Just over a month ago, Tesla caused a stir by announcing that it was dropping the use of radar for its Autopilot and Full Self-Driving features in the Model 3 and Y. This came on top of the company’s long-standing disavowal of LiDAR for autonomous systems as well. Can Tesla really deliver on Elon Musk’s perpetual promise of self-driving cars with just cameras?
This is not a decision to disable radars on existing cars, at least not yet. But it does mean that new Model 3 and Y production cars in the USA will no longer be equipped with this kind of sensor. This initially led to both Consumer Reports and the Insurance Institute for Highway Safety downgrading the safety of the vehicles. However, the Tesla Model 3 was retested and has now had its top safety rating reinstated.
Tesla is calling its new camera-based autonomous driving system Tesla Vision. In its official announcement, Tesla stated that removal of the radar would temporarily limit a couple of autonomous features. Autosteer would only work up to 75mph and would enforce a longer distance to the car in front, while both Smart Summon and Emergency Lane Departure Avoidance would be disabled altogether. Tesla claims these will be re-enabled as the Tesla Vision camera-only versions are rated by NHTSA “in the coming weeks”.
In the world of “normal” cars, adaptive cruise control is the main reason for the inclusion of a front radar, and one of the explanations why this is usually an expensive option on cars that don’t come with it as standard. A radar’s main function, just as it was originally used for in the Second World War, is to track the location and distance of external objects. This allows an adaptive cruise control system to judge the distance to the car in front and engage the brakes if it is too close. In heavy noise-to-tail traffic, all you have to do is steer.
It is worth noting that, for the time being at least, the Model S and X as well as all cars destined for markets outside North America will still be equipped with radar until Tesla determines “the appropriate time to transition those vehicles to Tesla Vision”. This is also allegedly because the Model 3 and Y provide a much larger pool for testing to ensure Tesla Vision works as intended. But it does also raise the question how the company will implement full autonomy in the future with just cameras.
Elon Musk has been incredibly bullish about how soon Tesla cars will become fully autonomous, most recently claiming they would be “close to Level 5” by the end of 2021, whereas official communications only state they are Level 2. However, despite the current trials of Full Self Driving on City Streets in select US states, this dream remains some way away.
If you look at the test cars from other companies being used to trial fully autonomous driving, such as Google Waymo’s Jaguar I-Pace vehicles, they bristle with different sensors. The Waymo car has two front radars and one rear one, a 360 LiDAR on the top, LiDAR on the front, and another on the rear. Going the opposite direction to Tesla, Volvo recently announced it would be adding LiDAR to its fully electric XC90 successor.
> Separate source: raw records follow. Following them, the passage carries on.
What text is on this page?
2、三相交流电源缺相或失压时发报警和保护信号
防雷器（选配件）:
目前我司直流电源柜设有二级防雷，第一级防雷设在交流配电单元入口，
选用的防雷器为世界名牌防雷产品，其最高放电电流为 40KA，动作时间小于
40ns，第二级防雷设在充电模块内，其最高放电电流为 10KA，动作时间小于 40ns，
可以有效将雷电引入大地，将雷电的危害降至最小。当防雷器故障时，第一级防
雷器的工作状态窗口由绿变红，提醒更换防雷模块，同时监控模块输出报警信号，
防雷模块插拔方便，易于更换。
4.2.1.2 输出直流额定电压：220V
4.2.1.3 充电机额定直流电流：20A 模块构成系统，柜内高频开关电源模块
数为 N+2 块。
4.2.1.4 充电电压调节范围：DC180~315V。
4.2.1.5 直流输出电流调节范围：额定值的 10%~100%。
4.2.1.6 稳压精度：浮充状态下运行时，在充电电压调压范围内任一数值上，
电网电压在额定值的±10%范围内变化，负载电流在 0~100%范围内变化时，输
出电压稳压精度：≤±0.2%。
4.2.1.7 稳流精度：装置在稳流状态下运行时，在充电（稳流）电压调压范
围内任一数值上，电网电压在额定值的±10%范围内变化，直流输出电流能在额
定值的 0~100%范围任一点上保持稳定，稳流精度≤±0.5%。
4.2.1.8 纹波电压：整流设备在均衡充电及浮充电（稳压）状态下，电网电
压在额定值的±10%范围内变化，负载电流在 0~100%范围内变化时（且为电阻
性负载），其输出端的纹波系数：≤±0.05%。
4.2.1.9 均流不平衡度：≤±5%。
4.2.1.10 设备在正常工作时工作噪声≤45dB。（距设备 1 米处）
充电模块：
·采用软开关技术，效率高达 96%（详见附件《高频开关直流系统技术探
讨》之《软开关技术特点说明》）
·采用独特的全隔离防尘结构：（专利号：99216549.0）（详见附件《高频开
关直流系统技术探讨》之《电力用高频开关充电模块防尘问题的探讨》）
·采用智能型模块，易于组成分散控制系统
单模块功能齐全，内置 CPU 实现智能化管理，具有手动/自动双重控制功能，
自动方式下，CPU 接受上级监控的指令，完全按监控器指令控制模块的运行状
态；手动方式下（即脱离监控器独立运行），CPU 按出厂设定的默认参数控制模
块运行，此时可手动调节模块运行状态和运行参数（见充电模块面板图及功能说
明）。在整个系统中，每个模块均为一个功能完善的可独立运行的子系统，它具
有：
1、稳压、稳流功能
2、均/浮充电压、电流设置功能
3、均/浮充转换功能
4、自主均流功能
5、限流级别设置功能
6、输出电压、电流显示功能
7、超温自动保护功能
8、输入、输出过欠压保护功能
The full suite of sensors Volvo has presented include cameras, ultrasonics, LiDARs and radars.
Tesla intends to cover all the jobs these perform with just cameras. Theoretically, this could be possible. After all, current vehicles already use a driving system primarily enabled by vision. Human operators provide this system, able to judge distance, recognize road markings and the behavior of other road users, and even use subtle signs to guess what other drivers are about to do. Tesla clearly thinks it can do the same using its cameras, with sufficient training of its autonomous systems to interpret the visual information it is receiving.
It is a typically contrary move from Elon Musk and Tesla. With such radically new and rapidly developing technology as autonomous driving, nobody can predict if the bet will pay off. After all, no car could even drive across a desert on its own until 2005, and now there are robot taxis driving around Schenzen and Waymo’s robot taxi service opened at the end of 2020 in Arizona.
You have to ask why Tesla is risking falling behind the autonomous systems already in operation by opting for cameras only, but the clue comes when you consider the company’s future plans. When Elon Musk infamously announced his company would be producing a $25,000 car by 2023, he made another claim – that it would have autonomous capabilities. To do that in such a cheap vehicle, Tesla needs to keep the costs down. LiDARs are expensive, and radars also add costs, but cameras are cheap. Tesla Vision could be part of a gamble on making autonomous driving as low cost as possible, so even the most budget-conscious vehicles can have it.